O amigo Leonardo Cordeiro publicou no Twitter: “No filme Dois Papas, além da história incrível sobre a renúncia de Bento XVI destaco o incrível relato do Papa Francisco sobre os efeitos da ditadura militar Argentina, logo aqui do lado. Pra que nunca mais se repita.”

Ao que eu comentei:

Todas as ditaduras são abomináveis, mas acho inacreditável que alguém, ao assistir a uma obra tão densa e rica, ressalte principalmente seu aspecto meramente político e não comente sobre a profundidade das duas personalidades nela dissecadas, o que na verdade é o assunto germinal e central do trabalho!

“Dois Papas” é, antes de tudo, a conversa de duas biografias de homens de origens diferentes, que ocupam o mesmo espaço de poder, encarando-o e exercendo-o de forma distinta, mas com a mesma intenção e o mesmo propósito, provando que o certo e o errado, o bem e o mal, são meros detalhes.

O espírito humano é naturalmente predisposto a simpatizar com personalidades como a de Bergoglio, que é normalmente simpático, alegre, bem humorado, ressaltando suas características latinas, e a antipatizar com personalidades e temperamentos como o de Ratizger, que é recluso, sisudo, sem bom humor, demonstrando claramente suas características germânicas.

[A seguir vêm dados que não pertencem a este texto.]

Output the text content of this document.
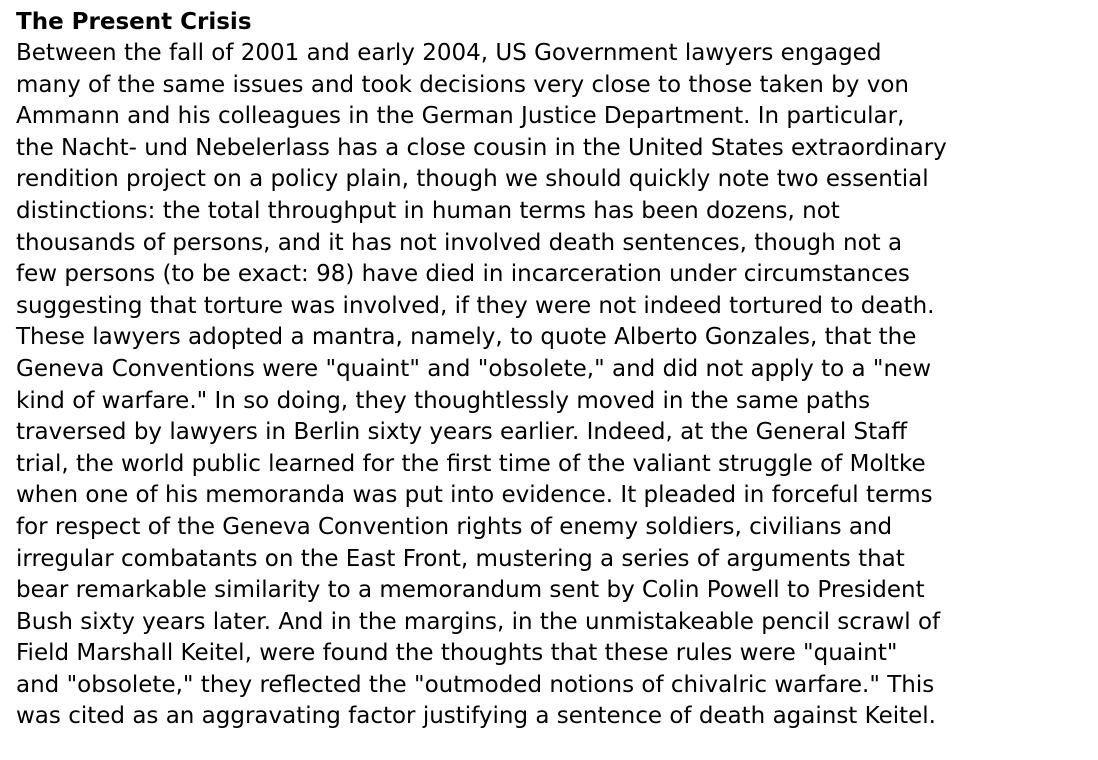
The Present Crisis
Between the fall of 2001 and early 2004, US Government lawyers engaged
many of the same issues and took decisions very close to those taken by von
Ammann and his colleagues in the German Justice Department. In particular,
the Nacht- und Nebelerlass has a close cousin in the United States extraordinary
rendition project on a policy plain, though we should quickly note two essential
distinctions: the total throughput in human terms has been dozens, not
thousands of persons, and it has not involved death sentences, though not a
few persons (to be exact: 98) have died in incarceration under circumstances
suggesting that torture was involved, if they were not indeed tortured to death.
These lawyers adopted a mantra, namely, to quote Alberto Gonzales, that the
Geneva Conventions were "quaint" and "obsolete," and did not apply to a "new
kind of warfare." In so doing, they thoughtlessly moved in the same paths
traversed by lawyers in Berlin sixty years earlier. Indeed, at the General Staff
trial, the world public learned for the first time of the valiant struggle of Moltke
when one of his memoranda was put into evidence. It pleaded in forceful terms
for respect of the Geneva Convention rights of enemy soldiers, civilians and
irregular combatants on the East Front, mustering a series of arguments that
bear remarkable similarity to a memorandum sent by Colin Powell to President
Bush sixty years later. And in the margins, in the unmistakeable pencil scrawl of
Field Marshall Keitel, were found the thoughts that these rules were "quaint"
and "obsolete," they reflected the "outmoded notions of chivalric warfare." This
was cited as an aggravating factor justifying a sentence of death against Keitel.
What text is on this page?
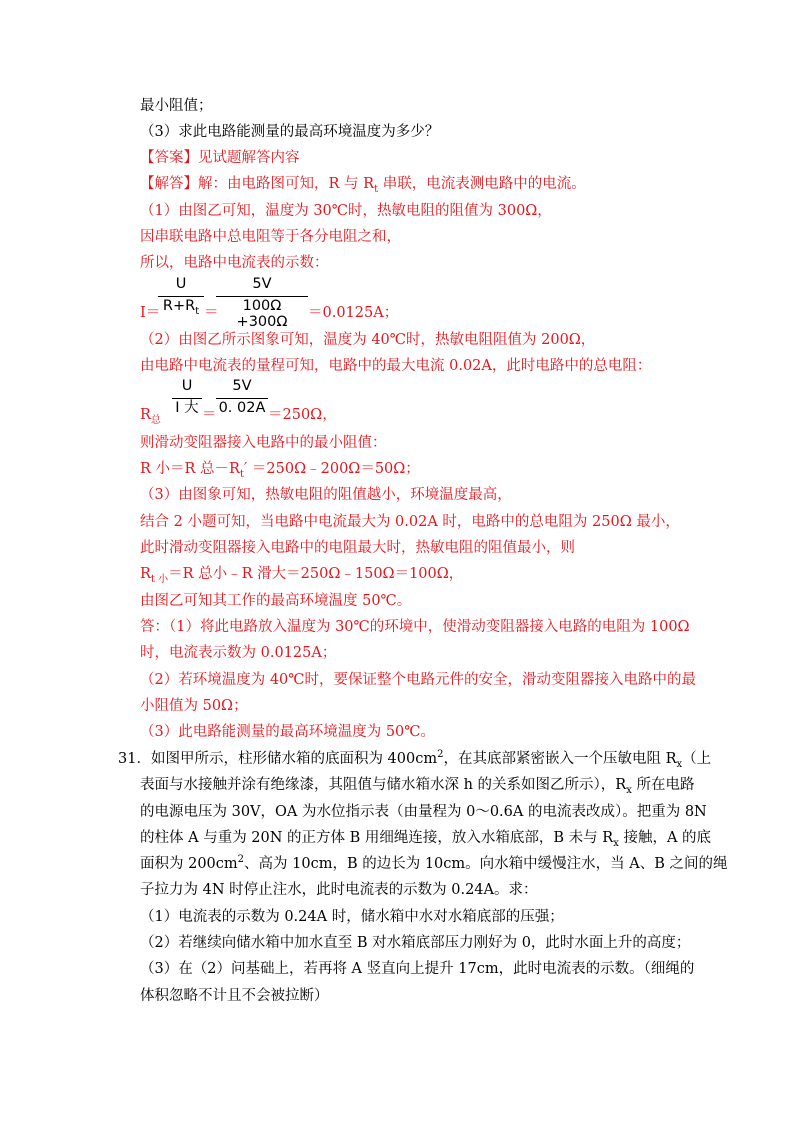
最小阻值；
（3）求此电路能测量的最高环境温度为多少？
【答案】见试题解答内容
【解答】解：由电路图可知，R 与 $R_t$ 串联，电流表测电路中的电流。
（1）由图乙可知，温度为 30℃时，热敏电阻的阻值为 300Ω，
因串联电路中总电阻等于各分电阻之和，
所以，电路中电流表的示数：
I＝
U
$R+R_t$ ＝
5V
100Ω +300Ω
＝0.0125A；
（2）由图乙所示图象可知，温度为 40℃时，热敏电阻阻值为 200Ω，
由电路中电流表的量程可知，电路中的最大电流 0.02A，此时电路中的总电阻：
$R_总$
U
I 大 ＝
5V
0. 02A ＝250Ω，
则滑动变阻器接入电路中的最小阻值：
R 小＝R 总$-R_t'$ ＝250Ω﹣200Ω＝50Ω；
（3）由图象可知，热敏电阻的阻值越小，环境温度最高，
结合 2 小题可知，当电路中电流最大为 0.02A 时，电路中的总电阻为 250Ω 最小，
此时滑动变阻器接入电路中的电阻最大时，热敏电阻的阻值最小，则
$R_{t 小}=R$ 总小﹣R 滑大＝250Ω﹣150Ω＝100Ω，
由图乙可知其工作的最高环境温度 50℃。
答：（1）将此电路放入温度为 30℃的环境中，使滑动变阻器接入电路的电阻为 100Ω
时，电流表示数为 0.0125A；
（2）若环境温度为 40℃时，要保证整个电路元件的安全，滑动变阻器接入电路中的最
小阻值为 50Ω；
（3）此电路能测量的最高环境温度为 50℃。
31．如图甲所示，柱形储水箱的底面积为 $400cm^2$，在其底部紧密嵌入一个压敏电阻 $R_x$（上
表面与水接触并涂有绝缘漆，其阻值与储水箱水深 h 的关系如图乙所示），$R_x$ 所在电路
的电源电压为 30V，OA 为水位指示表（由量程为 0～0.6A 的电流表改成）。把重为 8N
的柱体 A 与重为 20N 的正方体 B 用细绳连接，放入水箱底部，B 未与 $R_x$ 接触，A 的底
面积为 $200cm^2$、高为 10cm，B 的边长为 10cm。向水箱中缓慢注水，当 A、B 之间的绳
子拉力为 4N 时停止注水，此时电流表的示数为 0.24A。求：
（1）电流表的示数为 0.24A 时，储水箱中水对水箱底部的压强；
（2）若继续向储水箱中加水直至 B 对水箱底部压力刚好为 0，此时水面上升的高度；
（3）在（2）问基础上，若再将 A 竖直向上提升 17cm，此时电流表的示数。（细绳的
体积忽略不计且不会被拉断）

Mesmo assim, o autor do roteiro e o diretor do filme, nos mostram que não existem santos nem demônios, mas pessoas, seres humanos como diz Bento em uma certa passagem da obra!

Assisti “Dois Papas” achando que veria outra coisa! O que vi foi uma belíssima construção psicológica, um roteiro impecável, levado a cabo pelo mais talentoso dos publicitários que empresta sua arte ao cinema, na intenção de apresentar sua ideia da forma mais palatável possível, fazendo com que o espectador a “compre”, não sem antes questionar o merchandising da Fanta saboreada em plena sacristia da Capela Sistina!

Fiquei imaginando como foi construído aquele roteiro, que em minha modesta opinião merece um Oscar! Acho que Anthony McCarten colocou as biografias dos personagens frente a frente, pegou um martelo e um cinzel, ao invés de uma caneta, e foi esculpindo aqueles diálogos provavelmente improváveis, construindo uma série de conversas que jamais devem ter acontecidos, mas que mostram com fidelidade os pensamentos e posicionamentos daquelas figuras, que mais que outras, são mais platônicas que aristotélicas, sendo efetivamente socráticas.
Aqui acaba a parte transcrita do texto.